I have another heapq question, that I hope I can get some clarity on.
I have a list:
rooms = [[0, 2], [0, 3], [9, 0], [0, 4], [0, 1]]
The smallest element in this list is correctly identified by nsmallest as:
nsmallest(1, rooms)[0]
output:
[0, 1]
However when I use heappop to remove the smallest element, it removes [0, 2]:
a, b = heappop(rooms)
print([a, b])
output:
[0, 2]
However if I sort rooms first, it will pop the correct element. Why do I need to sort rooms?
A heap (according to heapq) is a list that satisfies the heap property
heap[k] <= heap[2*k + 1], for all k>=0 s.t. 2*k + 1 < len(heap)
heap[k] <= heap[2*k + 2], for all k>=0 s.t. 2*k + 2 < len(heap)
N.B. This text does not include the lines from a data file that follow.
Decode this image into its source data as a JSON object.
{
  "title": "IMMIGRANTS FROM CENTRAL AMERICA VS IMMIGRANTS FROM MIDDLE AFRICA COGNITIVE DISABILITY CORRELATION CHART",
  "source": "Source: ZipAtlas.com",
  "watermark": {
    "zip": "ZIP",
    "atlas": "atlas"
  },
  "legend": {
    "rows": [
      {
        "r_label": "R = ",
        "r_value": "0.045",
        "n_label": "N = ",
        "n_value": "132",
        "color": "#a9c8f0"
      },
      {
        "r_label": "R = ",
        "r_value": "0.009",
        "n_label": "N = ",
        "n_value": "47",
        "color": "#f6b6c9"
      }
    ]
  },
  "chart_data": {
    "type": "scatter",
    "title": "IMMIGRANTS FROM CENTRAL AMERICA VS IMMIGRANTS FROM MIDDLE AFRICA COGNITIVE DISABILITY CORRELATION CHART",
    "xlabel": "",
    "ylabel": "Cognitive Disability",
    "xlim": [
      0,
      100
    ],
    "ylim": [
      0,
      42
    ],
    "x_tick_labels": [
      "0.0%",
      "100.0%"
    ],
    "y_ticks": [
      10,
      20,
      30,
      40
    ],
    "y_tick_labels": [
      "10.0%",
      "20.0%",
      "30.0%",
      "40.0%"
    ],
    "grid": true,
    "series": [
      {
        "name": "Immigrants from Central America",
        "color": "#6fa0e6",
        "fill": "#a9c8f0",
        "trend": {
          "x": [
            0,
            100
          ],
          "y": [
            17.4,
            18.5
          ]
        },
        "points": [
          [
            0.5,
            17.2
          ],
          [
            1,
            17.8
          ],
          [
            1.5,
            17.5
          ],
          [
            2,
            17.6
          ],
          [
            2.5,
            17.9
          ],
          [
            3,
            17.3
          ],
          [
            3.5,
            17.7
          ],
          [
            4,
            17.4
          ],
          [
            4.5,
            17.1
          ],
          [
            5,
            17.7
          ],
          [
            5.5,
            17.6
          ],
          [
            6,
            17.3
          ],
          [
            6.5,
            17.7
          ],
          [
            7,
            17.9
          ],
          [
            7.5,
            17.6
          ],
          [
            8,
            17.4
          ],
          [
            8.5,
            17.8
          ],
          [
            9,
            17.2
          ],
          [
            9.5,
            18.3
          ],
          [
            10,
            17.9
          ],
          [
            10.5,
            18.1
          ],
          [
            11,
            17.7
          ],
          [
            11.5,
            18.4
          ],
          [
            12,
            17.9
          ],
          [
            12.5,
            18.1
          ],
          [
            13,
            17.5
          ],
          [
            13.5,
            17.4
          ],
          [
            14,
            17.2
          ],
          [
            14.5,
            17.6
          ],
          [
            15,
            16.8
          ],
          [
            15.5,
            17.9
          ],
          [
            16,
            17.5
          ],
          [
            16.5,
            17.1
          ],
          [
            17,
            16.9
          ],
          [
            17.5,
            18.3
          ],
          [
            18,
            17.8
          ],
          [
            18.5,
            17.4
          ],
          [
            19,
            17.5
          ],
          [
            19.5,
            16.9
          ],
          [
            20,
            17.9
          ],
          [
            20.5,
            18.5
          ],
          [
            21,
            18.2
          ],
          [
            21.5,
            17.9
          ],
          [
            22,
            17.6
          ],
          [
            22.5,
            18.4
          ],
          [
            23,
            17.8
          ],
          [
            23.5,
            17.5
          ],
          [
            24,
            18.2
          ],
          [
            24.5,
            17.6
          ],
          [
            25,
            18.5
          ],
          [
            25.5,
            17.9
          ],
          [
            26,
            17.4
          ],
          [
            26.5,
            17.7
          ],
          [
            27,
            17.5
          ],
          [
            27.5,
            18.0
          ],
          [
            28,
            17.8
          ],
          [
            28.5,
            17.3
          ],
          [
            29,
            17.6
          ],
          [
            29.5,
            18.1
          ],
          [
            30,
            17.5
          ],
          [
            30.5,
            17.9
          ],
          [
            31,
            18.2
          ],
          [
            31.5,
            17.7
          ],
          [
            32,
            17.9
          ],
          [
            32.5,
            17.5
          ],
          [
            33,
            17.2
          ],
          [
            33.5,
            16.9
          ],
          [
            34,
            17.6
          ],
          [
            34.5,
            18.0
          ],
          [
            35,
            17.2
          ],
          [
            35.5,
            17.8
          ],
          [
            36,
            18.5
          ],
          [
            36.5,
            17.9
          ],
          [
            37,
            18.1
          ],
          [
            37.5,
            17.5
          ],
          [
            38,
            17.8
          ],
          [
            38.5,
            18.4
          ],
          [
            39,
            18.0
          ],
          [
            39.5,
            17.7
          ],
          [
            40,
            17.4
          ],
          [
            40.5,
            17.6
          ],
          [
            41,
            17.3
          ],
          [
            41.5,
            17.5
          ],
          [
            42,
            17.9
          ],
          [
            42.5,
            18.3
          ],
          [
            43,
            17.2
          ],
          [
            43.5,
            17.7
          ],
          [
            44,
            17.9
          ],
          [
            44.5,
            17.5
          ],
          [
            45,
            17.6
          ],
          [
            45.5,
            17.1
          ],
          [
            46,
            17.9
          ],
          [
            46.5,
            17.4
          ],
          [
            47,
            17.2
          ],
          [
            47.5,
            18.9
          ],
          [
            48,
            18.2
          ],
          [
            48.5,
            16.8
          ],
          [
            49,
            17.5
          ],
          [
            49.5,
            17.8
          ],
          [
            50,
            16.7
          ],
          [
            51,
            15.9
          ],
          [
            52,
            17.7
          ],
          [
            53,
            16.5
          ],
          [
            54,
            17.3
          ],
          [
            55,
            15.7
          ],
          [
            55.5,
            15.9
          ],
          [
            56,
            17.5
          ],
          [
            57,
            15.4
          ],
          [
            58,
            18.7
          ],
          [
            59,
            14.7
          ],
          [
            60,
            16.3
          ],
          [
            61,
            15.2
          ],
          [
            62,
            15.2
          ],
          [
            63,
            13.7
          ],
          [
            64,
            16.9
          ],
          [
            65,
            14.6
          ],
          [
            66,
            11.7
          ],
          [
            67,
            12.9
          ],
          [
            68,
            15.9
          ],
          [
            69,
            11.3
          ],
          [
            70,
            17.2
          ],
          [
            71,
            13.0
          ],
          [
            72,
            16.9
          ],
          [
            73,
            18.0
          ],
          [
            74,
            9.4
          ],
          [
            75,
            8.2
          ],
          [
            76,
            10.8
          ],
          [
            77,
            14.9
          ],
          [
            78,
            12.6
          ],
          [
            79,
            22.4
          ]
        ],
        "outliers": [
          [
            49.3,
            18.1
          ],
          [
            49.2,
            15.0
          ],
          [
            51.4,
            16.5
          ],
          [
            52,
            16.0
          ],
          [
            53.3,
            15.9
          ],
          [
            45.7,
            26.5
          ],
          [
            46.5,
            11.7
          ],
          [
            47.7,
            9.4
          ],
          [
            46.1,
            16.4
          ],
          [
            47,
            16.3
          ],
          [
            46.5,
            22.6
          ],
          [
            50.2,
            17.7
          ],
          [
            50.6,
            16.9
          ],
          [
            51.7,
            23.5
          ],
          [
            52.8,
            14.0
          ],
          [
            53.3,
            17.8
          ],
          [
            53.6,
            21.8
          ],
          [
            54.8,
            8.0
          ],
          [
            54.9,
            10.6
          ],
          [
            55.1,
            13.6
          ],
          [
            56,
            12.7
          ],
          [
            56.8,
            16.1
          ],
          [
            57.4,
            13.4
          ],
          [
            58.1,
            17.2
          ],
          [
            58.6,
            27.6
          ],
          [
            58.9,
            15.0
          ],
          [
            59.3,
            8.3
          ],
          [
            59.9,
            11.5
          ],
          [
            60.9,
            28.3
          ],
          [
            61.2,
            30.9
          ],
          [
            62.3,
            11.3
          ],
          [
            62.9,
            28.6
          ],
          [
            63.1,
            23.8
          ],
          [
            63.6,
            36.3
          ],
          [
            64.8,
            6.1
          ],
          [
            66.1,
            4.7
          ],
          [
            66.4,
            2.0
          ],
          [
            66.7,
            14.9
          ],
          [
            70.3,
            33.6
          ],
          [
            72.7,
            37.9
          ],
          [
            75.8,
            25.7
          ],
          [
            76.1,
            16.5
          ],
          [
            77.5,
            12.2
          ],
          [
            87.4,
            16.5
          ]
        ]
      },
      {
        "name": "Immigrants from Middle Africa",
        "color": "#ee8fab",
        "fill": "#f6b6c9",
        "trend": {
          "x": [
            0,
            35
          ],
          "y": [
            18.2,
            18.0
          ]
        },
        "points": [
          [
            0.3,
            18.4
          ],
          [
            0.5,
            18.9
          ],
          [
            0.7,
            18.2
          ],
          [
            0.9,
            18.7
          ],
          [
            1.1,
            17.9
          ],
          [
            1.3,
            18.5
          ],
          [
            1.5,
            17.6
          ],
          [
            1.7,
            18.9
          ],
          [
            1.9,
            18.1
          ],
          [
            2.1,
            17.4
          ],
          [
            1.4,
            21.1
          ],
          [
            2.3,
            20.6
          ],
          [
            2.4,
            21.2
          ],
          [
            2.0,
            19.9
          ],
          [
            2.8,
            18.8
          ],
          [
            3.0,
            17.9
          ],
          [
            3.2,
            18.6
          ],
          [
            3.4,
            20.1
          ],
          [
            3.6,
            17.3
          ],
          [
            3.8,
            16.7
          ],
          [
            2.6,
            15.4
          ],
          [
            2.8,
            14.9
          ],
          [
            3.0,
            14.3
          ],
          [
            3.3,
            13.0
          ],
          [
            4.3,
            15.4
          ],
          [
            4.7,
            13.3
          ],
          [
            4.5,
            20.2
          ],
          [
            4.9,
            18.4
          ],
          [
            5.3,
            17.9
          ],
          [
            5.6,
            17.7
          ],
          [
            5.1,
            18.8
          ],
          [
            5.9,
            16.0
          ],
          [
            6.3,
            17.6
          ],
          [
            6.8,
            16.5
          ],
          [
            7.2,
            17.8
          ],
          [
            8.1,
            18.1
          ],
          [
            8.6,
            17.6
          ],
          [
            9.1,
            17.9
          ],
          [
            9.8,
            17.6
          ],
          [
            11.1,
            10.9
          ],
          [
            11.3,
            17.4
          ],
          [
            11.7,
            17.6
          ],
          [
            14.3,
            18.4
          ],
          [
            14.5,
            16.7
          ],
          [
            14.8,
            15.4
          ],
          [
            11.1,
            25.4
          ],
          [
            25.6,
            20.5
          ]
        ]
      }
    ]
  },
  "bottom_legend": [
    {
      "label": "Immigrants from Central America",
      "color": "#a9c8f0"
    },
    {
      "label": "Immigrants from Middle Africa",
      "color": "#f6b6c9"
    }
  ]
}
nsmallest takes an arbitrary iterable as an argument, and constructs a heap in order to produce its result.
heappop takes a pre-made heap as an argument and modifies it, preserving the heap property in the process.
In your example, rooms is not a heap, because rooms[1] == [0, 3] is not less than rooms[2*1 + 2] == rooms[4] == [0, 1], so heappop(rooms) is not guaranteed to work.